One of the joys of visiting the Venice Biennale is the number of exhibitions of contemporary art on show in historic buildings that you might not otherwise see, often located down canals you would not normally visit. It is as much an architectural discovery as an exploration of new art.
The Gallery Edel Assanti has given us a taste of this for five days alongside Frieze Sculpture 2020 located a short walk away, while the main Frieze London art fair has, like many others, gone virtual.
Tucked away in Clarence Gate Gardens near Regent’s Park is what looks from the outside to be a relatively plain brick church, but inside has rich decoration in and around the chancel. Dedicated to St Cyprian, the 3rd century martyr and bishop of Carthage, St Cyprian’s Church, one of London’s hidden gems which is much celebrated by architectural historians, was designed by the renowned Scottish Gothic-Revival church architect Ninian Comper. While the building was completed in 1903, work on its decoration continued into the 1940′s but remains incomplete today, but the church is none the less fascinating for that.

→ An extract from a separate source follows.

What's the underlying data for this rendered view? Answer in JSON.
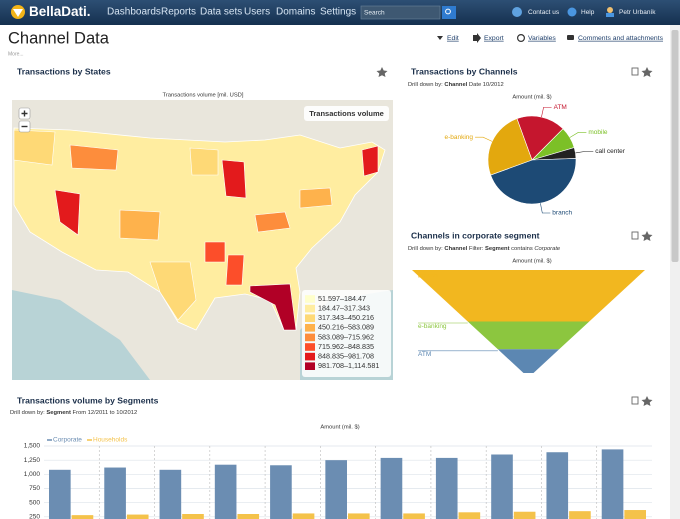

Inside, a crowd of socially-distanced and slightly spooky figures by the American artist Oren Pinhassi stand in conversation, the figures containing elements from showers in bath-houses stand in conversation, their form and relatively subdued colours contrasting to the rich architecture beyond.
Is there are opportunity here for more such exhibitions in unknown, unusual and historic buildings when Frieze 2021 comes to London?